Originally posted by: Boscoh
Originally posted by: n0cmonkey
Originally posted by: Boscoh
The other major consideration is how the device fails. It should fail open, that is...it should pass traffic just like a normal network cable if the device fails, including if it fails without power. Some vendors include this capability as an add-on that you have to pay for. You want this feature. Otherwise, if the IPS fails, it's like cutting your network cable and putting a rock in between the two severed pieces. It just wont work.
Just thought I'd throw that out there.
Does your router "fail open"? How about your firewall?

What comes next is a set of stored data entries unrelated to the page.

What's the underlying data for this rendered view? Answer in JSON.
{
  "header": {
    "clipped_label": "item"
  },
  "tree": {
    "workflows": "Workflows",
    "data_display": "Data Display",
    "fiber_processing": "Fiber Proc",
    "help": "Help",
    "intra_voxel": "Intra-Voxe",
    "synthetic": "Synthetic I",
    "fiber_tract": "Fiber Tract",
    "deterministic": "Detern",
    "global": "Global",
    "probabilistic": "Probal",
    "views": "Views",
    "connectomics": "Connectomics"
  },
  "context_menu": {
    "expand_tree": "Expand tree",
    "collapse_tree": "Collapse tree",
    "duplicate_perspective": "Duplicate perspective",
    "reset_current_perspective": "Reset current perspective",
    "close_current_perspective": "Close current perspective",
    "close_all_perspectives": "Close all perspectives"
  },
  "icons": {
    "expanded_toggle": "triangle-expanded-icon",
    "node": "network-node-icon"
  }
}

How can a router fail open? A router directly interacts and manipulates traffic in such a way that even if it did fail open, the traffic probably wouldn't go anywhere anyways. The same thing can be said with many firewalls, which also perform network segmentation and routing. In these cases you use failover, because a device that fails open would do absolutely no good unless it were working at Layer 2 pass-through.
IPS's typically dont route traffic between subnets or VLANs. They inspect traffic and pass it on or filter it - thats it. No NAT, no routing, no OSPF or EIGRP. If the device fails, failing open keeps the traffic flowing. Sure, you could use stateful failover, but with the price of each IPS unit being so high, failing open is often a better alternative for some customers (but not all).
IIRC, Tipping Point's UnityOne series could re-program it's ASICs on the fily to take over functions of other failed ASICs. It also had integrated fail open, and could be configured to fail over to another unit. I dont know if the same is true for their new series.